Unfortunately missing off-kilter pop-punk Welsh quartet Straight Lines, I catch the flame haired statuesque Melissa Auf der Maur belting out her oceanic, thrusting rock stratas.
Mexican culture is unavoidable in Austin. At least 70% of the food you are offered is Mexican in origin and even the weather feels imported from across the border. As it is mariachi music is a much maligned art. No longer is it a marginalised form, or damned to mediocrity by philistines, in the hands of NYC rioteers The Bronx. In traditional mariachi garb, Mariachi El Bronx play irresistible sweetness and sadness with violins, vihuela and guitarrĂ³n.If ever there was a more appropriate SxSW band, I can't imagine them.
The antithesis follows - the utterly incredible and terrifying ferocity of The Dillinger Escape Plan. Seeing them unleashed at the Camden Barfly a month ago was, as every show of theirs tends to be, a sight and sound to behold. Seeing them let rip upon a sheltered stage to the bemusement, horror and delight of a varied throng is exquisite. Hanging upside down from rafters playing the stabbing, staccato discordance at the end of 43% Burnt, Ben Weinman is a flailing guitar-welding maniac. Powerhouse frontman Greg Puciato is a powerhouse looking as if he could bench press the audience at a moments notice.

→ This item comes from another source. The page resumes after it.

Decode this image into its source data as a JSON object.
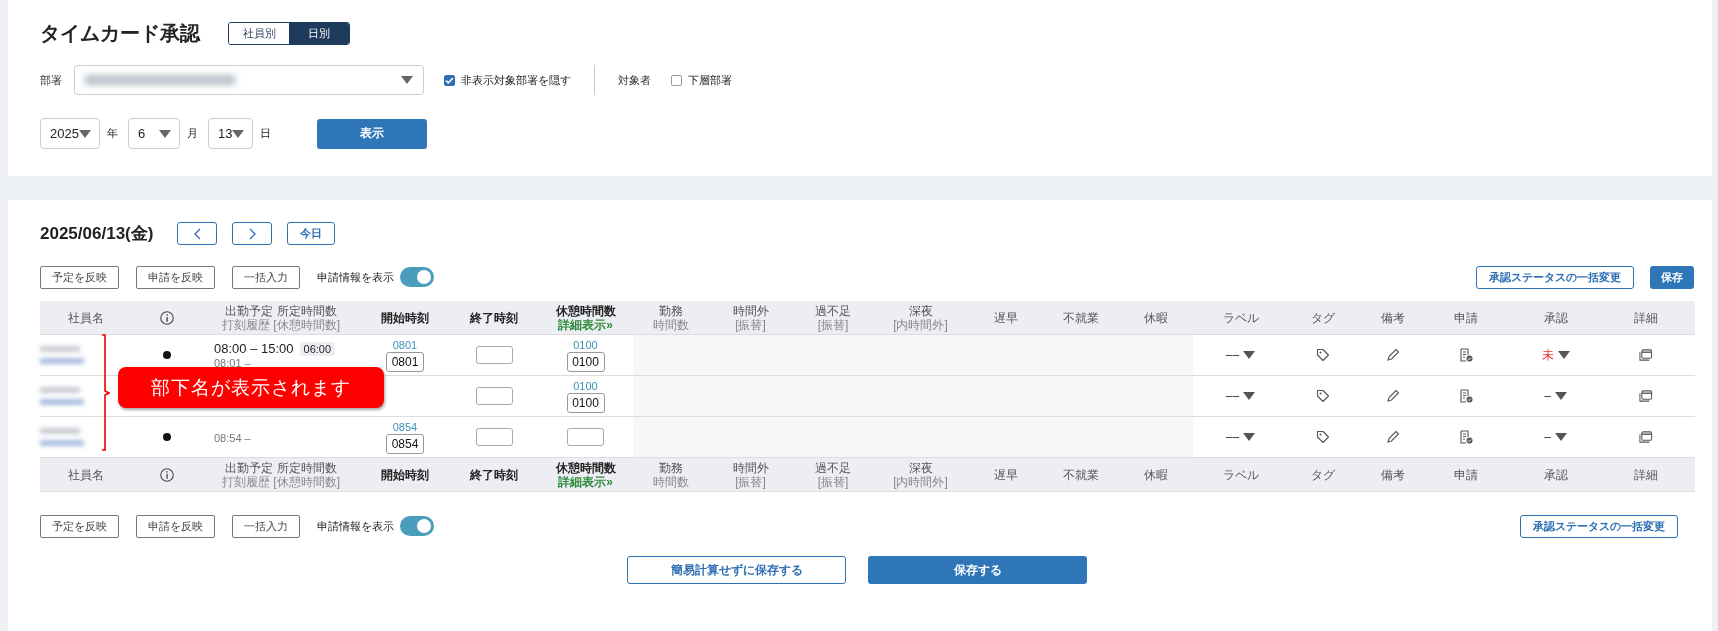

Roaring, screaming, crooning and wailing, his voice echoes the cacophonous complexity streaming from the four men behind him. A band and a performance for the ages.
The midnight performance from heart-wrenching Scots Frightened Rabbit is easily the most powerful I've seen so far. Delving mainly into their less jagged yet still decidedly dark new material from third album The Winter of Mixed Drinks, it's Scott Hutchison's imploring tone that grips and shakes you. Singing along to the glorious line "it takes more than fucking someone you don't know to keep warm" in a sweltering club in Austin is both surreal and completely appropriate.

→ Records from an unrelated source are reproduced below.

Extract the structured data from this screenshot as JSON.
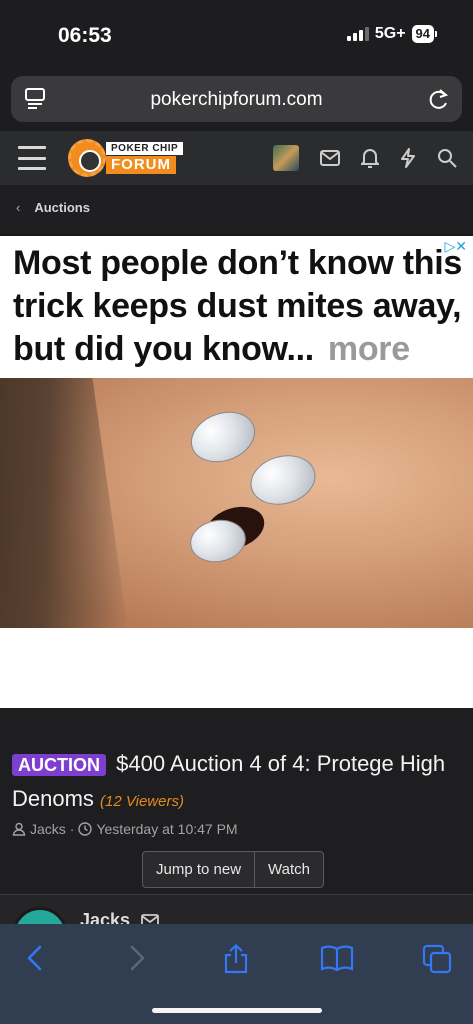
{
  "status_bar": {
    "time": "06:53",
    "network": "5G+",
    "battery": "94"
  },
  "browser": {
    "url": "pokerchipforum.com"
  },
  "site_header": {
    "logo_top": "POKER CHIP",
    "logo_bottom": "FORUM"
  },
  "breadcrumb": {
    "item": "Auctions"
  },
  "ad": {
    "headline": "Most people don’t know this trick keeps dust mites away, but did you know...",
    "more": "more",
    "choices": "▷✕"
  },
  "thread": {
    "prefix": "AUCTION",
    "title": "$400 Auction 4 of 4: Protege High Denoms",
    "viewers": "(12 Viewers)",
    "author": "Jacks",
    "separator": "·",
    "timestamp": "Yesterday at 10:47 PM",
    "buttons": {
      "jump": "Jump to new",
      "watch": "Watch"
    }
  },
  "post_peek": {
    "author": "Jacks"
  },
  "colors": {
    "prefix_purple": "#7d3fcf",
    "viewers_orange": "#e38a1d",
    "toolbar_blue": "#3478f6"
  },
  "toolbar": {
    "icons": [
      "back-icon",
      "forward-icon",
      "share-icon",
      "bookmarks-icon",
      "tabs-icon"
    ]
  }
}
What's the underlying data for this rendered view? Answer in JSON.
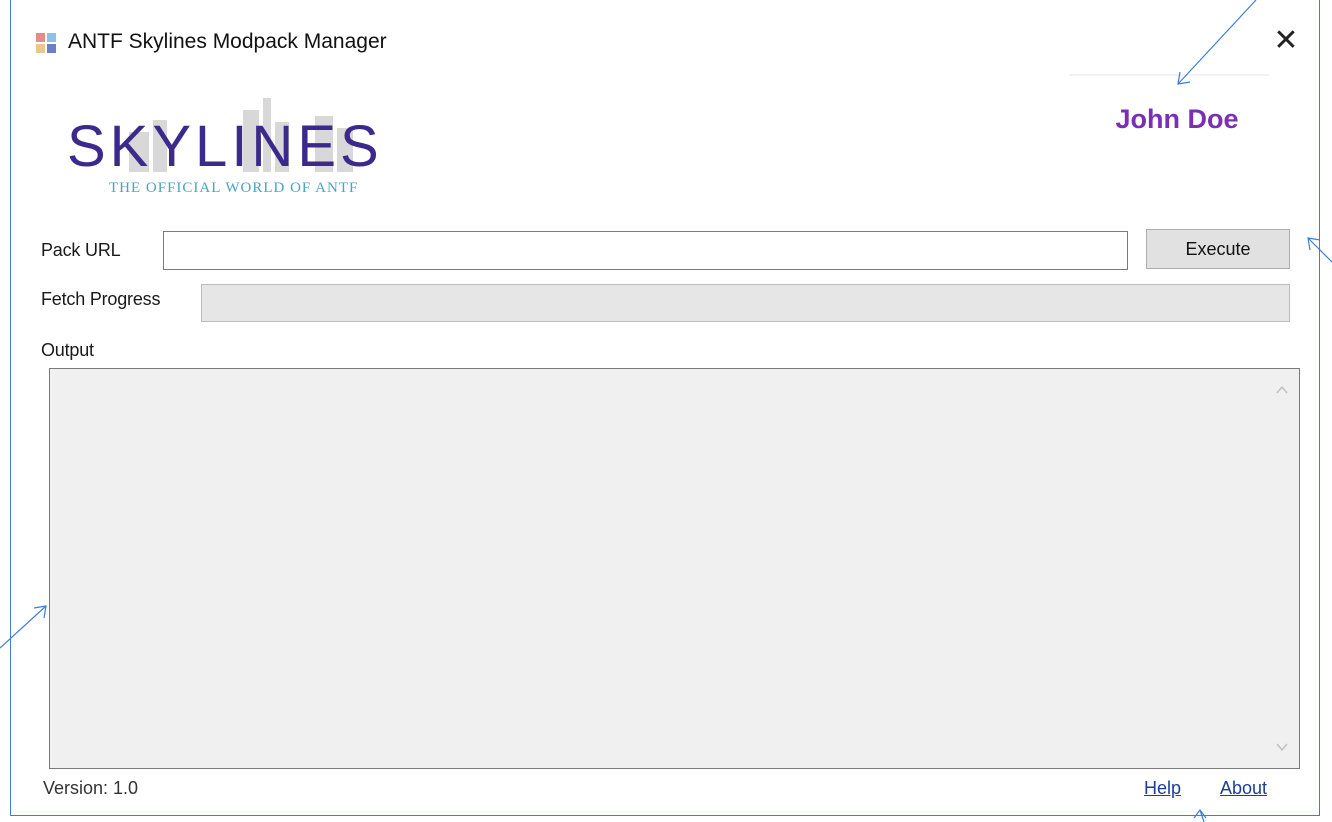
{
  "window": {
    "title": "ANTF Skylines Modpack Manager",
    "close_glyph": "✕"
  },
  "logo": {
    "wordmark": "SKYLINES",
    "tagline": "THE OFFICIAL WORLD OF ANTF",
    "wordmark_color": "#3b2a8c",
    "tagline_color": "#4aa3c6"
  },
  "user": {
    "name": "John Doe",
    "color": "#7a2fb5"
  },
  "form": {
    "pack_url_label": "Pack URL",
    "pack_url_value": "",
    "execute_label": "Execute",
    "fetch_progress_label": "Fetch Progress",
    "fetch_progress_value": 0,
    "output_label": "Output",
    "output_text": ""
  },
  "footer": {
    "version": "Version: 1.0",
    "help_label": "Help",
    "about_label": "About"
  },
  "icons": {
    "app": "app-icon",
    "close": "close-icon",
    "scroll_up": "scroll-up-icon",
    "scroll_down": "scroll-down-icon"
  },
  "accent_color": "#3c7fd6"
}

Rather than bore you with the following two hours - nothing turns me off more than a writer gibbering about backstage, VIP, blags and fucking networking, we all know it happens it just happens to be very uninteresting - I will let you all know that I have started Day Two with a beer, somne Cap'n Crunch and spent two hours writing this. If it gets edited down, I'm going to invoke the kind of justice most customs men would deem acceptable to foreign journalists.